As we all know, each commit is associated with an SHA-1 checksum (a hash) that
differentiates one commit from the other. Even if two commits have the same
changes when git diff
is run, they are still considered different given
non-identical hashes. Rebasing a commit (or set of commits) reapplies the
changes you’ve made with a different hash, so again, even if the commit message
(or git diff
) is the same, Git still treats them as two different commits.
This mechanic makes git rebase
a popular merge policy. What it does is that
it applies the changes from your feature branch to master
but with a
different commit hash. Because these commits are totally different (even if
they propose the same change), you get a nice-looking, linear commit history:
Figure: A rebase policy effectively changes your commits and rewrites your
project history. In effect, you create a linear history in your master
branch.
Assuming we are in master
, we can merge using the rebase policy by following
these steps:
$ git checkout feature # go to feature branch first
$ git rebase master # reapplies commits onto master
$ git checkout master # go to master branch
In the diagram above, commits d, e and d, e are
different from one another yet have the some set of changes. If you delete the
feature branch (git branch -D feature
), you’ll be left with a linear history
(sweet!).
Another nifty trick when rebasing is to add the interactive -i
option, as in
git rebase -i master
. This will open up an editor where you can control how
the history will turn out. Say we just want to combine d and
e together, when we run git rebase -i master
, we’ll get:
pick d* Commit message for d*
pick e* Commit message for e*
We can change pick
into fixup
(or squash
), so that the resulting commit
to be merged is just one: master: a -> b -> c -> f (squashed d, e)
One advantage of having a linear history is that it’s easier to surgically manipulate whenever error arises (say, you just committed your company’s secret API keys on your public repo). Of course, you tradeoff verbosity offered in merge policies.
In summary, here’s what the rebase policy can offer you and your team:
- PRO: A linear history that is easy to follow and change (if needed!)
- PRO: High-level of control as to how the history will turn out
- CON: Lose context on your history, who made that feature branch? when did
this branch out? Of course you can trace this by looking at the commits
(and some
grep
-fu), but it’s easier to see on a merge policy. - CON: One wrong rebase can mess up the history, leading to multiple commits that just do the same changes.
Thus, here are some considerations when you choose to adopt a rebase policy:
- Follow the golden rule of
rebasing.
Never rebase on a public branch! Once you’ve introduced upstream changes to
master
, other contributors with the outdated branch will create a set of duplicate commits with the same diffs, making your history more confusing and unmeaningful. - Onboard new developers with
rebase
right away. Most blog posts and developer forums tout rebase as a magical weapon that can destroy or help your git project. If you’re a senior developer, help reduce this friction by introducing them the basics of rebasing. This can help them familiarize with how the workflow works and what happens in their commits whenever they execute this command.
In summary, a rebase policy gives you the flexibility to control how your
commit history would look like, with emphasis on linear and easy-to-follow set
of commits.
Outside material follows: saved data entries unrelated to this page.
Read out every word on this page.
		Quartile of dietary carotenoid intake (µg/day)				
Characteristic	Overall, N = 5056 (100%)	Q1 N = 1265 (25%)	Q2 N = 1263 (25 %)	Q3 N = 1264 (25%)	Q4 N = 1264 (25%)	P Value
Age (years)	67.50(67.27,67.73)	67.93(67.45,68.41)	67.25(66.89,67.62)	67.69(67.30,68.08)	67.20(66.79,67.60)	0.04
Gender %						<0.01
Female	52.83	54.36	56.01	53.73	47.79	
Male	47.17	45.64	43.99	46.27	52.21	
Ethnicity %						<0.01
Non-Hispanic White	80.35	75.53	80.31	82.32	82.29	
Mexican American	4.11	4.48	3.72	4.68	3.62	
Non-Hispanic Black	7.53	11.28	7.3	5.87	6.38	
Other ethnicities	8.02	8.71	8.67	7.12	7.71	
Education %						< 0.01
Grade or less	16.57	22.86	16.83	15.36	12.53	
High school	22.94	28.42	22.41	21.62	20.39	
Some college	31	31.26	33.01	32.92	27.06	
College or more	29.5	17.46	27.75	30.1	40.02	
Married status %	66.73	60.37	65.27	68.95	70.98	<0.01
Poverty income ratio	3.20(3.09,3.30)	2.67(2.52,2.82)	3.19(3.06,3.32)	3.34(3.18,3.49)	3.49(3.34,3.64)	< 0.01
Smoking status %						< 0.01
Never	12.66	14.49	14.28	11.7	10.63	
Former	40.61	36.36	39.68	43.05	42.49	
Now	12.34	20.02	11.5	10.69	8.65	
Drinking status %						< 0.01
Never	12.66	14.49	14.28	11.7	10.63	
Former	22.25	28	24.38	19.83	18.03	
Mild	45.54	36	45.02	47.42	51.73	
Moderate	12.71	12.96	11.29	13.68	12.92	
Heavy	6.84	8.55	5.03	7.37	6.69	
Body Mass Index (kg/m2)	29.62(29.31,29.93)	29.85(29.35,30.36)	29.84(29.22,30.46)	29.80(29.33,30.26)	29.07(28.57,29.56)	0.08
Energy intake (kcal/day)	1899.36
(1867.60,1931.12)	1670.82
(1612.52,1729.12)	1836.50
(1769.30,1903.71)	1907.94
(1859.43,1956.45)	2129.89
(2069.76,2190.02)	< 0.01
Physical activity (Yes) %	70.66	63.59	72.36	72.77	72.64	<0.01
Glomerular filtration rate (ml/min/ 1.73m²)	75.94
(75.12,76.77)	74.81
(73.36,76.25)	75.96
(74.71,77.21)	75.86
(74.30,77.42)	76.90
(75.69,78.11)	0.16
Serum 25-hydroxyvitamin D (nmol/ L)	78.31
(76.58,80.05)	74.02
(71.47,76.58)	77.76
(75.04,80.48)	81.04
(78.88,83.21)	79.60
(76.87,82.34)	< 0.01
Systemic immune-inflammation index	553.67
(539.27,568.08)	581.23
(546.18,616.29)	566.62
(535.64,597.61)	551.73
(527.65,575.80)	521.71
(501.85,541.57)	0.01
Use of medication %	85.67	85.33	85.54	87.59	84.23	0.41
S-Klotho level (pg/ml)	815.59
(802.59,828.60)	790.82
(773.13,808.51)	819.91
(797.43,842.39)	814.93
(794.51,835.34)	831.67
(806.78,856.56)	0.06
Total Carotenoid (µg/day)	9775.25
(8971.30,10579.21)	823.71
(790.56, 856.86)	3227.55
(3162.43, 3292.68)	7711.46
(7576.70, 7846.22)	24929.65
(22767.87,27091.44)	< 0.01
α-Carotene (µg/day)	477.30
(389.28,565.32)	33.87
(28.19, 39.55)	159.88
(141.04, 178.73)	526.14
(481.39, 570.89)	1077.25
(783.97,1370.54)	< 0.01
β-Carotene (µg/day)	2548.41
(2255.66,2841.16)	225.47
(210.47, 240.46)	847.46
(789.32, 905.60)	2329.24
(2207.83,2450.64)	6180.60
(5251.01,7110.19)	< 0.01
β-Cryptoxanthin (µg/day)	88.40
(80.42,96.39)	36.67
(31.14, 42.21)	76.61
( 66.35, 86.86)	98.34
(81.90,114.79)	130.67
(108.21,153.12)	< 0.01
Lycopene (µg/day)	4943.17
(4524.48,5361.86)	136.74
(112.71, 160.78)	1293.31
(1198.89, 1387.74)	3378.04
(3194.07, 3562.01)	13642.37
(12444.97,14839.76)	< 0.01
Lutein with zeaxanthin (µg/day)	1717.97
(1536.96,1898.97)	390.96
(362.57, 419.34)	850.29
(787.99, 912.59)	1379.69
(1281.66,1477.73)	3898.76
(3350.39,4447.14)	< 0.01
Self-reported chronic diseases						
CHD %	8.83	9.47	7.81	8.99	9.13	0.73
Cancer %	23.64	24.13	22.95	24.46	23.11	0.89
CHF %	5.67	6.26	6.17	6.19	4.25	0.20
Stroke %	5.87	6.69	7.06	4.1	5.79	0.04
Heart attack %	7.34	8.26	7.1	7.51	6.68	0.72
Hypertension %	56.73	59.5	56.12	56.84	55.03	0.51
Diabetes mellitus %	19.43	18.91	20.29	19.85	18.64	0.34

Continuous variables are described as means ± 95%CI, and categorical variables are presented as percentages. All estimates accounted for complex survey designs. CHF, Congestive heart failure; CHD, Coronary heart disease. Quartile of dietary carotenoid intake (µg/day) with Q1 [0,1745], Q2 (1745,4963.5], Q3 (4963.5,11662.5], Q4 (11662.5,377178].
Of course, this is useful if the team is familiar with rebase, and
are extra cautious whenever they try merging onto master
. In my work, a
linear commit history is preferred, and I already start seeing the perks of
a rebase policy: high-flexibility, cleaner commmits, and a more presentable git
project.
Summary
In this post, we’ve looked into two different policies for git workflows: merge and rebase. We saw that a merge policy enables us to create a verbose history, but we must be wary of being too verbose that invariably obfuscates our project’s history. On the other hand, we saw that the rebase policy offers us a powerful tool to create linear and easy-to-read histories, but must be handled with caution. Both policies are good, and choosing between them should be attuned to what your dev team prioritizes and what would make you more productive.